Yongcheol Cho,1,3 Jung Eun Shin,2 Eric Edward Ewan,1 Young Mi Oh,1 Wolfgang Pita-Thomas,1 and Valeria Cavalli1,*
1 Department of Anatomy and Neurobiology, School of Medicine, Washington University in St. Louis, St. Louis, MO 63110, USA
2 Department of Developmental Biology, School of Medicine, Washington University in St. Louis, St. Louis, MO 63110, USA
3Present address: School of Life Sciences and Biotechnology, Korea University, Seoul 136-701, Republic of Korea
*Correspondence: Valeria Cavalli
Summary
Injured peripheral neurons successfully activate a proregenerative transcriptional program to enable axon regeneration and functional recovery. How transcriptional regulators coordinate the expression of such program remains unclear. Here we show that hypoxia-inducible factor 1α (HIF-1α) controls multiple injury-induced genes in sensory neurons and contribute to the preconditioning lesion effect.

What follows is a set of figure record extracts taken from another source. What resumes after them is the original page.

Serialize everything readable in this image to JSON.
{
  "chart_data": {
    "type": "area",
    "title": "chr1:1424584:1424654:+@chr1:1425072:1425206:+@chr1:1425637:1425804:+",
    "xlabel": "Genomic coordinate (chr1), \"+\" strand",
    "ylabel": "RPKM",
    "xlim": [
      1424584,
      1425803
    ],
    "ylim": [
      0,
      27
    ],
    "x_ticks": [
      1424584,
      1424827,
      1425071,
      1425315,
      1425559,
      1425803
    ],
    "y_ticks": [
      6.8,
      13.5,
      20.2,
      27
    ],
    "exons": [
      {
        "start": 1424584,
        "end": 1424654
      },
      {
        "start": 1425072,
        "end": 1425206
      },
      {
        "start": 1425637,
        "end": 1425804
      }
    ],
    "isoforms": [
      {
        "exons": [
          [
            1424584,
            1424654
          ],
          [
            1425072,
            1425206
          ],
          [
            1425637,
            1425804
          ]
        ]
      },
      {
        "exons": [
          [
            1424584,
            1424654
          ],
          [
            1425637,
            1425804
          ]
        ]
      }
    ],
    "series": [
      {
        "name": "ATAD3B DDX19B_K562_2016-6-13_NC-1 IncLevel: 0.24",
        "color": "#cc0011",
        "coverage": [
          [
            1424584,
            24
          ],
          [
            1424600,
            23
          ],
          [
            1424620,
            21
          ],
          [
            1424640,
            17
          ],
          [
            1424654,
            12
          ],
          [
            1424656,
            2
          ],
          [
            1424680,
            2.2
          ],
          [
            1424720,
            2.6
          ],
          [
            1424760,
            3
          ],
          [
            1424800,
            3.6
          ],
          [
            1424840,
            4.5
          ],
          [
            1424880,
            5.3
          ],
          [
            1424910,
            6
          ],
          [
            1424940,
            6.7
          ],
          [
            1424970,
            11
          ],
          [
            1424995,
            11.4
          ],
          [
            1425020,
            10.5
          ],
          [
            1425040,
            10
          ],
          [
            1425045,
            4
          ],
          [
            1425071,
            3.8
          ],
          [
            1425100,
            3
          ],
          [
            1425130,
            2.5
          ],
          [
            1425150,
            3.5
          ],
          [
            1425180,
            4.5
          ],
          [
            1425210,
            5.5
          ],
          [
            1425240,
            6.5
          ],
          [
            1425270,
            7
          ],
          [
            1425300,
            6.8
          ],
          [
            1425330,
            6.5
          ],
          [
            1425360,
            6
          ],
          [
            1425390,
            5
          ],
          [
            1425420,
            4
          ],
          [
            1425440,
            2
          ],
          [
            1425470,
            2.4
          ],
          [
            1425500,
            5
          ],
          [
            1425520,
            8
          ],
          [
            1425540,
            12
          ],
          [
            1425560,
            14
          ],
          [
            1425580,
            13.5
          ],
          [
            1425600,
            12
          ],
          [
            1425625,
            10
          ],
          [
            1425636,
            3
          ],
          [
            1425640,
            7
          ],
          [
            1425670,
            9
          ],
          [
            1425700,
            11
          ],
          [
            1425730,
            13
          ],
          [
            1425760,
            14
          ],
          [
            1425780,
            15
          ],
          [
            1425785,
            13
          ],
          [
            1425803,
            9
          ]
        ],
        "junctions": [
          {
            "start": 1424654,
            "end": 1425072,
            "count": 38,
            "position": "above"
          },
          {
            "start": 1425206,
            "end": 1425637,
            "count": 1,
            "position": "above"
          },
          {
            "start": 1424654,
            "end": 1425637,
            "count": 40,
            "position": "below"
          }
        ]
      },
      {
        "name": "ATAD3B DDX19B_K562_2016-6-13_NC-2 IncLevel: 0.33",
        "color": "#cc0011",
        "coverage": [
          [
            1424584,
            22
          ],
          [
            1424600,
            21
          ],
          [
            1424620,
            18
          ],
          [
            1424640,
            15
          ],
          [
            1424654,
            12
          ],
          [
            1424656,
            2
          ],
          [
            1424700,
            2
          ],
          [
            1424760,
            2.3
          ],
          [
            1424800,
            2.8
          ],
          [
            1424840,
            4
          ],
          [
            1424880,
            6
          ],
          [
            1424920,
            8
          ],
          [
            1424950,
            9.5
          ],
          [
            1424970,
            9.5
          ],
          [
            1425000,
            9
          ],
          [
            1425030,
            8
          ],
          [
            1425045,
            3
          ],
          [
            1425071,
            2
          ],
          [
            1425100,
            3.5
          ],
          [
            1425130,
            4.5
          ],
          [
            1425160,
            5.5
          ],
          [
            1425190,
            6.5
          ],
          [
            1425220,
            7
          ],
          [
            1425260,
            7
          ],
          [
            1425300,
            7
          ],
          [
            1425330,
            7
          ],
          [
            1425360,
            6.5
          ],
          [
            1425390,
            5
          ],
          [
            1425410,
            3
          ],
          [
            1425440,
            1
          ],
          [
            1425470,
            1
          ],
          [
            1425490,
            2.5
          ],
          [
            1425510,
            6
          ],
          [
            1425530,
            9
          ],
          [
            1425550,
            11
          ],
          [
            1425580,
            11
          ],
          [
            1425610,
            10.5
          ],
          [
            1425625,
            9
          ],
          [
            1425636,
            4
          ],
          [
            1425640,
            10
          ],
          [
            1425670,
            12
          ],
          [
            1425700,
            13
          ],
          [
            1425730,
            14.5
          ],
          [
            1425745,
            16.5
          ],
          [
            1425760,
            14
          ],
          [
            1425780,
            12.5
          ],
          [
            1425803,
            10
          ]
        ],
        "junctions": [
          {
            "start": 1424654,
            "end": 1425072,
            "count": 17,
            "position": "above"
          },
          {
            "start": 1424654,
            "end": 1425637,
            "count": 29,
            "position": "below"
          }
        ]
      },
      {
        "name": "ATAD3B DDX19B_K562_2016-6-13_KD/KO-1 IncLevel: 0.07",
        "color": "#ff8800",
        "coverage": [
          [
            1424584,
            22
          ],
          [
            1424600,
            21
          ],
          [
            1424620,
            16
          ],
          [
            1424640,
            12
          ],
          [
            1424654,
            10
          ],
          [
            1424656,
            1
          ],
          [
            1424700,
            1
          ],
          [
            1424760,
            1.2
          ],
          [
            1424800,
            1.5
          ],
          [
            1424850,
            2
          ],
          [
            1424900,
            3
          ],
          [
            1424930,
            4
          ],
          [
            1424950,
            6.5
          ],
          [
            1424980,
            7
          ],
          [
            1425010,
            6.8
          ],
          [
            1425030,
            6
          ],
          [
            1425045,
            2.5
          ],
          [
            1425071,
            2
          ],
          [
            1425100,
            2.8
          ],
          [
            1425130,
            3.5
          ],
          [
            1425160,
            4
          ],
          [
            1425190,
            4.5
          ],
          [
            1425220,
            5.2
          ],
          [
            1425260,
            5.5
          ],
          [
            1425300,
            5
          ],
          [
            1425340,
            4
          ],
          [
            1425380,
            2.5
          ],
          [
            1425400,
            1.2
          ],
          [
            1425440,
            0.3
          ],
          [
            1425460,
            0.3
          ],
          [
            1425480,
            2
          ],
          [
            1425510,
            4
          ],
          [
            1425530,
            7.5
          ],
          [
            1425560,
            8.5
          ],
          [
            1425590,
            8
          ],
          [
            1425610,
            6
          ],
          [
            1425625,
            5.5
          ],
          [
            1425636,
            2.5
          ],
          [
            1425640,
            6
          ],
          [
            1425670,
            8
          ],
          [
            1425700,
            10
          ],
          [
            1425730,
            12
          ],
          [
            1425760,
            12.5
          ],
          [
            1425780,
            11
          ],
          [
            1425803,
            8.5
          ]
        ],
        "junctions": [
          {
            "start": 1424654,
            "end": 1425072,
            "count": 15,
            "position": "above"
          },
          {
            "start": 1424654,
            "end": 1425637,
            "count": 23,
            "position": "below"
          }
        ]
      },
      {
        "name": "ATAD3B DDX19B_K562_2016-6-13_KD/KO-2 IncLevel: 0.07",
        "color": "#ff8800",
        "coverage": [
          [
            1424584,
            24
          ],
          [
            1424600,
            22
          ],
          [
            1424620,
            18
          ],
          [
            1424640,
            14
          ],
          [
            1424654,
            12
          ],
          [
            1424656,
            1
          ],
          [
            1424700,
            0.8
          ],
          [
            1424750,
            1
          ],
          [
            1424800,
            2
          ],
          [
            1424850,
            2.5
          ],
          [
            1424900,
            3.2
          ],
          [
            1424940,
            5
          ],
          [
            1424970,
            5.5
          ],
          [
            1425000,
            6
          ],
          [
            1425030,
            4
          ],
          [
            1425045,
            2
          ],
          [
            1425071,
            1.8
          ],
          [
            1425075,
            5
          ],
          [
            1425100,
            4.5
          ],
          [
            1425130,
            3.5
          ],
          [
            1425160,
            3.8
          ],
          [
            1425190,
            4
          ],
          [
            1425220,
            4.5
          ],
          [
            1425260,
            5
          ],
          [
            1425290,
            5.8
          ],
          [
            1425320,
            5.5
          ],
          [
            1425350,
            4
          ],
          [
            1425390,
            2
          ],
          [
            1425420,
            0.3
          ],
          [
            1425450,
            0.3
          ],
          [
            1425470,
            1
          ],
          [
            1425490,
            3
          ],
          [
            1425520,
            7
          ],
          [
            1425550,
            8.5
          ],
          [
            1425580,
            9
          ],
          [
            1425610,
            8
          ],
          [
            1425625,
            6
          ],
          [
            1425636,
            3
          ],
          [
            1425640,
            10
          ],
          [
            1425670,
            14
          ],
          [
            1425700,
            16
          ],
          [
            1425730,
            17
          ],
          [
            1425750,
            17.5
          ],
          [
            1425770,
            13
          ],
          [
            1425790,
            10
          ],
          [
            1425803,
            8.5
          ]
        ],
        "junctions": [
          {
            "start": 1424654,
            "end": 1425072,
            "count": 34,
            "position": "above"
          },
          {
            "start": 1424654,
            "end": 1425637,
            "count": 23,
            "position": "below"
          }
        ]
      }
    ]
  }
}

Knockdown of HIF-1α in vitro or conditional knock out in vivo impairs sensory axon regeneration. The HIF-1α target gene Vascular Endothelial Growth Factor A (VEGFA) is expressed in injured neurons and contributes to stimulate axon regeneration. Induction of HIF-1α using hypoxia enhances axon regeneration in vitro and in vivo in sensory neurons. Hypoxia also stimulates motor neuron regeneration and accelerates neuromuscular junction re-innervation. This study demonstrates that HIF-1α represents a critical transcriptional regulator in regenerating neurons and suggests hypoxia as a tool to stimulate axon regeneration.